Lanjut Hidayat, tidak ada satupun dalil yang menerangkan selisih suara yang seharusnya Pemohon peroleh. Selain itu, dugaan pengerahan pejabat tertentu untuk pemenangan juga bisa dituduhkan kepada pasangan calon lain, di luar Pihak Terkait.
"Tidak terdapat satupun pelanggaran yang sistematis dan pelanggaran yang berdampak masif yang dilakukan oleh Pihak Terkait. Dalil-dalil yang diuraikan oleh Pemohon tidak satupun memenuhi unsur TSM, sehingga tuduhan TSM terhadap pihak terkait benar-benar tidak terbukti, baik secara kualitas maupun kuantitas," ujar Hidayat.
Ketua Bawaslu Kabupaten Halmahera Timur Suratman Kadir mengatakan, pihaknya menerima dua laporan.
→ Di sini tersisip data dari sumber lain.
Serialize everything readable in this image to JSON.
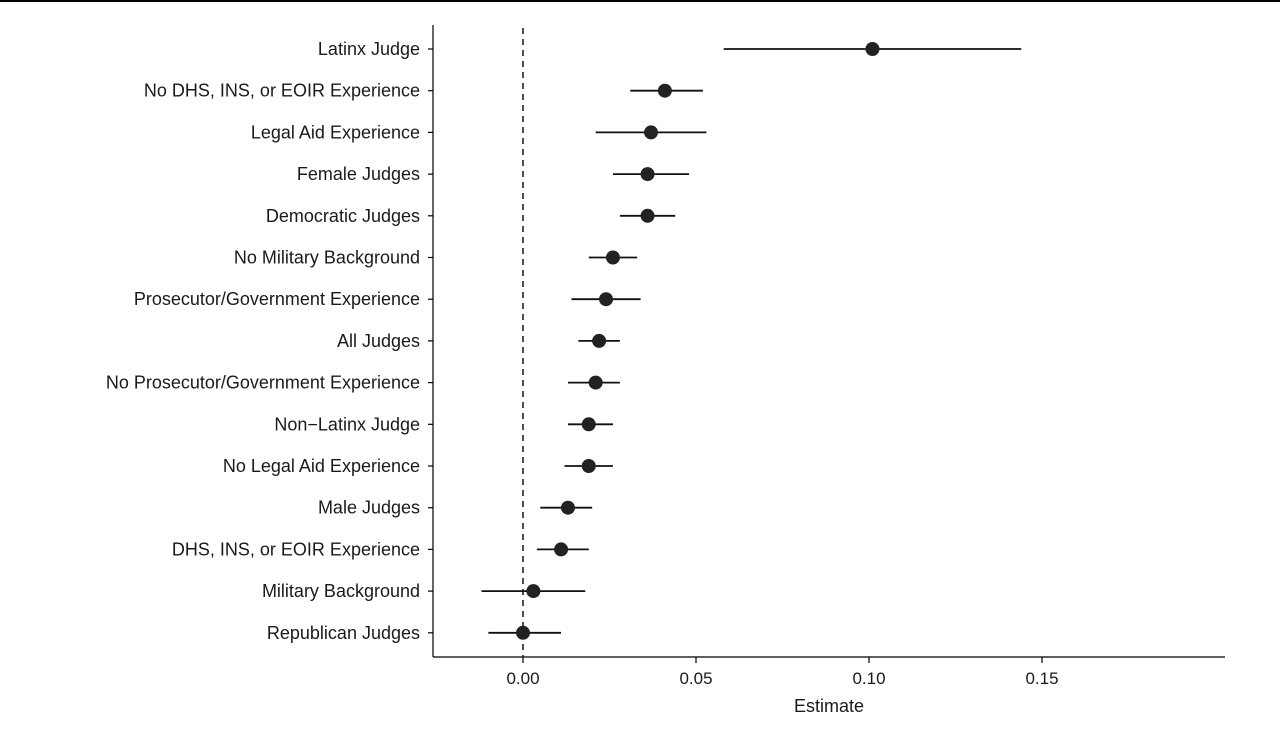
{
  "chart_data": {
    "type": "scatter",
    "subtype": "coefficient-plot",
    "title": "",
    "xlabel": "Estimate",
    "ylabel": "",
    "xlim": [
      -0.02,
      0.152
    ],
    "xticks": [
      0.0,
      0.05,
      0.1,
      0.15
    ],
    "xtick_labels": [
      "0.00",
      "0.05",
      "0.10",
      "0.15"
    ],
    "reference_line": {
      "x": 0,
      "style": "dashed"
    },
    "grid": false,
    "point_color": "#222222",
    "categories": [
      "Latinx Judge",
      "No DHS, INS, or EOIR Experience",
      "Legal Aid Experience",
      "Female Judges",
      "Democratic Judges",
      "No Military Background",
      "Prosecutor/Government Experience",
      "All Judges",
      "No Prosecutor/Government Experience",
      "Non−Latinx Judge",
      "No Legal Aid Experience",
      "Male Judges",
      "DHS, INS, or EOIR Experience",
      "Military Background",
      "Republican Judges"
    ],
    "estimates": [
      0.101,
      0.041,
      0.037,
      0.036,
      0.036,
      0.026,
      0.024,
      0.022,
      0.021,
      0.019,
      0.019,
      0.013,
      0.011,
      0.003,
      0.0
    ],
    "ci_low": [
      0.058,
      0.031,
      0.021,
      0.026,
      0.028,
      0.019,
      0.014,
      0.016,
      0.013,
      0.013,
      0.012,
      0.005,
      0.004,
      -0.012,
      -0.01
    ],
    "ci_high": [
      0.144,
      0.052,
      0.053,
      0.048,
      0.044,
      0.033,
      0.034,
      0.028,
      0.028,
      0.026,
      0.026,
      0.02,
      0.019,
      0.018,
      0.011
    ]
  }
}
Di mana terdapat satu laporan yang berkaitan dengan politik uang seperti dalil permohonan, yakni ihwal perbuatan Kepala Bidang pada Dinas Penanggulangan Bencana Daerah Kabupaten Halmahera Timur.
Bawaslu Kabupaten Halmahera Timur kemudian menindaklanjuti laporan tersebut dan meneruskan dugaan pelanggaran tindak pidana pemilihan pada 14 Desember 2024. Laporan tersebut direkomendasikan untuk diteruskan kepada penyidik Kepolisian Resor Kabupaten Halmahera Timur dan Badan Kepegawaian Negara (BKN).
“Bawaslu Kabupaten Halmahera Timur telah meneruskan rekomendasi pelanggaran peraturan perundang-undang lainnya melalui Aplikasi Sistem Berbagi Terintegrasi (SBT) BKN dan berdasarkan pengawasan Bawaslu Kabupaten Halmahera Timur terhadap tindak lanjut rekomendasi a quo masih berstatus menunggu verifikasi BKN," ujar Suratman.
Sebagai informasi, Pemohon adalah pasangan calon nomor urut 1, Muhammad Farrel Adhitama-Hi. Thaib Djalaluddin. Pemohon mendalilkan dugaan pelanggaran berupa politik uang, serta keterlibatan Aparatur Sipil Negara (ASN), Panitia Pemungutan Suara (PPS), Kelompok Penyelenggara Pemungutan Suara (KPPS), dan perangkat desa.